Ek olarak, örgütlerde yaşanan büyük kirlilikler
konusunda çok kişinin bilgisi var.
Bizden örnek verebilirim. Mihrac Ural’ın bu
sitede yazılanlar vasıtasıyla gerçek çehresi ortaya çıkarılmadan daha önce
devrimci harekette kendisine yönelik büyük bir tepki vardı. Yaptıklarının bir
bölümü biliniyordu ve bilinenler de öyle yenir yutulur şeyler değildi. Sonrakiler
de bunun üzerine geldi.
Muhabarat olduğunu bilmeyen mi vardı? Devrimcileri
nasıl dolandırdığını bilmeyen mi vardı?
İkincisi; örgütsel tarihlerin karanlık yönlerinin
ortaya çıkarılmasında merkezi insanların çaba göstermesi şarttır. Şu veya bu
bölgeyle sınırlı faaliyet yürütmüş olan arkadaşların bilgileri de o bölgeyle
sınırlı olur; örgütün genelini göremezler. Geneli görebilmek için en az bir ve
hatta daha fazla merkezi kadronun bu işe girmesi gerekir.
Üçüncüsü; örgütlerdeki karanlık insanların
genellikle Mihrac Ural kadar aptal olmadıklarını düşünüyorum. Adam öyle açıklar
vermiş ki, öğrendiklerimize bazen inanamadım.
Haydar Kılıç’ın deyimiyle “betona sıçtı,
gizleyemiyor” durumu ortaya çıktı. Günün birinde bunları kolayca bulurlar, diye
hiç düşünmemiş. Zaten böyle olmasaydı, aradan 30 yıl geçtikten sonra bu kadar
çok şey açığa çıkarılamazdı. Kedi bile pisliğini örter, bu ise ortada bırakıp
gitmiş. Ya da pislik betona yapılmış, öyle diyelim. “Ajan derim, itirafçı
derim, polis derim, hepsini sustururum!..” diye düşündü herhalde.
Ya susmazlarsa, sonun da böyle olur.
Şunu da belirtmek gerek: Mihrac Ural sonuna
kadar direndi. Mecburdu. Çünkü söz konusu olan şu veya bu hata değildi, bütün
hayatıydı.
20 yaşındayken, 1976 yılında Acilciler’e
Muhabarat elemanı olarak girdiğini ortaya çıkardık. 1978 operasyonunda MİT ile
anlaştığını ortaya çıkardık. Ali Çakmaklı’dan başlayarak, Müntecep Kesici,
Hanna Maptunoğlu ve iki yoldaşın daha öldürülmesindeki rolünü ortaya çıkardık.

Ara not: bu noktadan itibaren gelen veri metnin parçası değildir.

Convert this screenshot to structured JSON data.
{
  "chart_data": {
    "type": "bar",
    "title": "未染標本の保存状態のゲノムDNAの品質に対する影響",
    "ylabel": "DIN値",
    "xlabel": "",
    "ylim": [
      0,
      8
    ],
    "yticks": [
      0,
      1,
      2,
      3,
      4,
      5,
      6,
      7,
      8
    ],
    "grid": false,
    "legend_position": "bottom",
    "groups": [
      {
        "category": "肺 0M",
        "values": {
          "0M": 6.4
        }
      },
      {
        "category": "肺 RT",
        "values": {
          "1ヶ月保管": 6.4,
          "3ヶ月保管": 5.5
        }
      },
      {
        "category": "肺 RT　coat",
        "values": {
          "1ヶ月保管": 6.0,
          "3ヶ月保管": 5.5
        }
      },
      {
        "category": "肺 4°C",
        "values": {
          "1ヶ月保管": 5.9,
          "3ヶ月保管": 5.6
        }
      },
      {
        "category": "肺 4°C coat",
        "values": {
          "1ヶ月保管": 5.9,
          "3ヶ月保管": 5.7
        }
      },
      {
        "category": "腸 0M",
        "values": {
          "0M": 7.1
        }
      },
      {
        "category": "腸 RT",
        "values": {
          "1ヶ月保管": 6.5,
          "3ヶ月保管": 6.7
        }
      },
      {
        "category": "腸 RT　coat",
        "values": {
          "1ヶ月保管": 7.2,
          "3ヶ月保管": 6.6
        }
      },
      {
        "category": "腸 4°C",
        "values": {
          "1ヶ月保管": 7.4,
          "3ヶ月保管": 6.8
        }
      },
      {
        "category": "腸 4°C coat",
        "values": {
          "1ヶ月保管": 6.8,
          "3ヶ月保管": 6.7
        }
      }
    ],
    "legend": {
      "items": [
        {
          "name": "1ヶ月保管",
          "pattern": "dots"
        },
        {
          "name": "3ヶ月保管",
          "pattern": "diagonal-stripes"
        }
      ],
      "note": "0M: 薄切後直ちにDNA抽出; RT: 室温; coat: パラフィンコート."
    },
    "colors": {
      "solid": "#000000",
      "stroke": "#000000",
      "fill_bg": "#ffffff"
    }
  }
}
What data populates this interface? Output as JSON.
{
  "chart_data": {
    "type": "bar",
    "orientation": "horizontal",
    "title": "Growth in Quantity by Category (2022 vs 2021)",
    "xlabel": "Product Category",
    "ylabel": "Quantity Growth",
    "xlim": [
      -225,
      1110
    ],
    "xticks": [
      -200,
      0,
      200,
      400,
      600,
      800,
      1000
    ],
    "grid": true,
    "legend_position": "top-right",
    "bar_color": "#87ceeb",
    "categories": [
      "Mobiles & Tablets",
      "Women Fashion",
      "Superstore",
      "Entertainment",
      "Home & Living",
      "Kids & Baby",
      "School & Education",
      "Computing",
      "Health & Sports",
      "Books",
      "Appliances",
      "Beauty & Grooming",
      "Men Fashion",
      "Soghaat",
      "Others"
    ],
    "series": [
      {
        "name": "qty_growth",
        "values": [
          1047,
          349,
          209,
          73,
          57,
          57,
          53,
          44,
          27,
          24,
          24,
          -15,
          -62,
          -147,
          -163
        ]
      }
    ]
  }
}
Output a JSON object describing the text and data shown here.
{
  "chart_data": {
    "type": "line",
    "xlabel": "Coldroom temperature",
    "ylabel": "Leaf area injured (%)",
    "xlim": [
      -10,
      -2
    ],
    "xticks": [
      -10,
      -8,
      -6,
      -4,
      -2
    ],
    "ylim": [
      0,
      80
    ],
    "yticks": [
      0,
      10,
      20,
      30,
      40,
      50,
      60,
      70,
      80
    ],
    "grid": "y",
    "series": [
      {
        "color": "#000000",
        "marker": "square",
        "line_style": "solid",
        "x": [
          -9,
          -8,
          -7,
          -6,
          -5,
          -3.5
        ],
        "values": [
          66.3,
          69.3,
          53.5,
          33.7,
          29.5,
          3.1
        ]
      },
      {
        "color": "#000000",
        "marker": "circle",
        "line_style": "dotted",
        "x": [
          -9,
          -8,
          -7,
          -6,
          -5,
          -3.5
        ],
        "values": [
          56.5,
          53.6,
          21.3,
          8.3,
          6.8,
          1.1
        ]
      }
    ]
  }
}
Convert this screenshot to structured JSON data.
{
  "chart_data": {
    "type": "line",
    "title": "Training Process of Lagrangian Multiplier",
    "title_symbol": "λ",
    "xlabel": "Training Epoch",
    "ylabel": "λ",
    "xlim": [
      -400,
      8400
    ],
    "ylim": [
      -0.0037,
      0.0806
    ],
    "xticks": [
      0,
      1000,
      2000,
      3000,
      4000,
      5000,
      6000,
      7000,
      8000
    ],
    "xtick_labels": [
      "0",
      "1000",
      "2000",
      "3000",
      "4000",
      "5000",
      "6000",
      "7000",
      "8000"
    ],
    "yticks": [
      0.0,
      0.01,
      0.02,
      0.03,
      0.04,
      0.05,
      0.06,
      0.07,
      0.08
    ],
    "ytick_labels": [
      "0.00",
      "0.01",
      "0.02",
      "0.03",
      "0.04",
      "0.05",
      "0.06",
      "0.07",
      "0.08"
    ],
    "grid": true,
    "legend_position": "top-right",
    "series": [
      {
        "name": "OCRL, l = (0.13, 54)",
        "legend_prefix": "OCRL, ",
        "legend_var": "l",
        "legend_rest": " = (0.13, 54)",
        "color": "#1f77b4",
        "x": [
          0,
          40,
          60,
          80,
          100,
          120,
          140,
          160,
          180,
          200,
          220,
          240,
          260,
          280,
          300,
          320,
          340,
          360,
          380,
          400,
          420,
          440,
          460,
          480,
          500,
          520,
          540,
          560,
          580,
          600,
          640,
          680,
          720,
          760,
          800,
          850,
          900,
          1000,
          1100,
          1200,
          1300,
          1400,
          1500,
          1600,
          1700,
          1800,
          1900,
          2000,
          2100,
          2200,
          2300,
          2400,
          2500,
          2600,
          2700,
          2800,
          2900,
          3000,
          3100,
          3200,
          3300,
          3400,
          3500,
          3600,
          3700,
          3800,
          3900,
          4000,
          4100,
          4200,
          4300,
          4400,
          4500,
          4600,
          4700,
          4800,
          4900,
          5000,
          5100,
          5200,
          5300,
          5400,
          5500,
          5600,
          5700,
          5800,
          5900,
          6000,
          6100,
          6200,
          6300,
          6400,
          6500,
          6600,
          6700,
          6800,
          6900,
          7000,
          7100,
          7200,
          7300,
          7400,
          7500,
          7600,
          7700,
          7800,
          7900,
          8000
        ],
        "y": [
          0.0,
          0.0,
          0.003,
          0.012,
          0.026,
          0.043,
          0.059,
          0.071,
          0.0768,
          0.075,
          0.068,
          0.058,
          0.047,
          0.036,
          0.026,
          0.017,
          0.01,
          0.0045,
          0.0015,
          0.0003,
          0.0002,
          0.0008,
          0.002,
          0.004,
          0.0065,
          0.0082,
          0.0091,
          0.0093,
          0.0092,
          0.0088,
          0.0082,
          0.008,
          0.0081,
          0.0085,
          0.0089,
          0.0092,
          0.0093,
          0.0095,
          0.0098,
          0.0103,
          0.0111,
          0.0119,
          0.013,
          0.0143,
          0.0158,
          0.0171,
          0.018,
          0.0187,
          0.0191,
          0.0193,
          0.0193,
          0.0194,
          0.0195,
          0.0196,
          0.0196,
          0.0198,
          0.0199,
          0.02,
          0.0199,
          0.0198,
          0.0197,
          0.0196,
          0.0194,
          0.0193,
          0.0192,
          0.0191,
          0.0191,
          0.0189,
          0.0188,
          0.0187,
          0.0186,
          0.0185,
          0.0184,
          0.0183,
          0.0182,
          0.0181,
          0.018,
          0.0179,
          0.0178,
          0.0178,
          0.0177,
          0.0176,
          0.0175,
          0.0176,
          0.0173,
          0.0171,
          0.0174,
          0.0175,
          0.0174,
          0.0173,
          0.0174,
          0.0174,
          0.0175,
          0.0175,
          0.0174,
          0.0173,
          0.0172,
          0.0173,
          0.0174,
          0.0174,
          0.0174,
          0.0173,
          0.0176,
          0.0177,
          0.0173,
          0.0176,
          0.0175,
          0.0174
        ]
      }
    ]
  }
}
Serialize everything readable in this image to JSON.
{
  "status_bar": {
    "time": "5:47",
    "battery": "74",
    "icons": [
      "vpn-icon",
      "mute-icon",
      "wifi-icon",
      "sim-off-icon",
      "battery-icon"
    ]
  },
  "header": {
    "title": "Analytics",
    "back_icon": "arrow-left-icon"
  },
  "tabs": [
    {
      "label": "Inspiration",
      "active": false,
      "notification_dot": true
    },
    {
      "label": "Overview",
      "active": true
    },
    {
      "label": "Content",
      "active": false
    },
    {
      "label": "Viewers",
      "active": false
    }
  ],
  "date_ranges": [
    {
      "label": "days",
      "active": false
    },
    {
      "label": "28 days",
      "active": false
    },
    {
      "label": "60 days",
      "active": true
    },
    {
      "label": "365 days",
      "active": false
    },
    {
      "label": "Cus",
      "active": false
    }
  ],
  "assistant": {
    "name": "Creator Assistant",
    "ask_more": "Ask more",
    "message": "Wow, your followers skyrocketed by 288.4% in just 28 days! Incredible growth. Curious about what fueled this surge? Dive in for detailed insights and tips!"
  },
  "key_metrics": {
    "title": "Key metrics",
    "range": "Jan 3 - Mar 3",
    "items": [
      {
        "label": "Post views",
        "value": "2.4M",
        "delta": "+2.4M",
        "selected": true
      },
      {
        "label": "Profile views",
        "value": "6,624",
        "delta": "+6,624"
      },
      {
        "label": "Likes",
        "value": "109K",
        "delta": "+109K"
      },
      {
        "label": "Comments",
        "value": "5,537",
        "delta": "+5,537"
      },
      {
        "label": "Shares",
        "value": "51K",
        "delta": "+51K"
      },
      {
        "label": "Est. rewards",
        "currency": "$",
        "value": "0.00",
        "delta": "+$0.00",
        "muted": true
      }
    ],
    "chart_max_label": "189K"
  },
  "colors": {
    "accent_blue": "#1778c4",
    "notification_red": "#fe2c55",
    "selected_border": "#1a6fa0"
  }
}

Nebil Rahuma’yı nasıl hedef gösterdiğini ortaya
çıkardık.
Adam yazdıklarını unutmuş. Cephe dergisinde Ali
Çakmaklı konusunda yazdıklarını burnuna dayayınca bu konuda sesi soluğu
kesiliverdi.
Şimdi 56 yaşında ve hayatının 36 yılı gitmiş
durumda, 36 yıllık ajan. Mihrac Ural hayatının 36 yılı için ister istemez
cansiperane savaştı ve her numarayı da yapmaya çalıştı. Ne ki karşısında da biz
vardık. Biz uzun soluklu insanlarız, korkmayız yılmayız bıkmayız. Kaçtığı son deliğe
kadar kovalarız. Nitekim de öyle yaptık. Şimdi, Lazkiye bahçelerinde Müslüman
Kardeşler kovalıyormuş soytarı!!!
Örgüt tarihi konusu bitti.
Duman ettik ve duman olduğunu kendisi de
biliyor. Şimdi kendi deyimiyle “kapsama alanı” Hatay’da başka yerden dikiş
tutturmaya çalışıyor. Abdestli devrimci katili Mihrac Ural’a inanacak çıkar mı
dersiniz?
İsterse çıksın yani. Biz yapacağımızı yaptık. Öldürülen
yoldaşlarımıza ve devrimci harekete karşı görevimizi yerine getirdik. Kimse
kusura bakmasın ama bunca açıklamadan sonra da durumu hâlâ anlamayan aptallar
kalmışsa eğer, onlarla uğraşacak halimiz yok.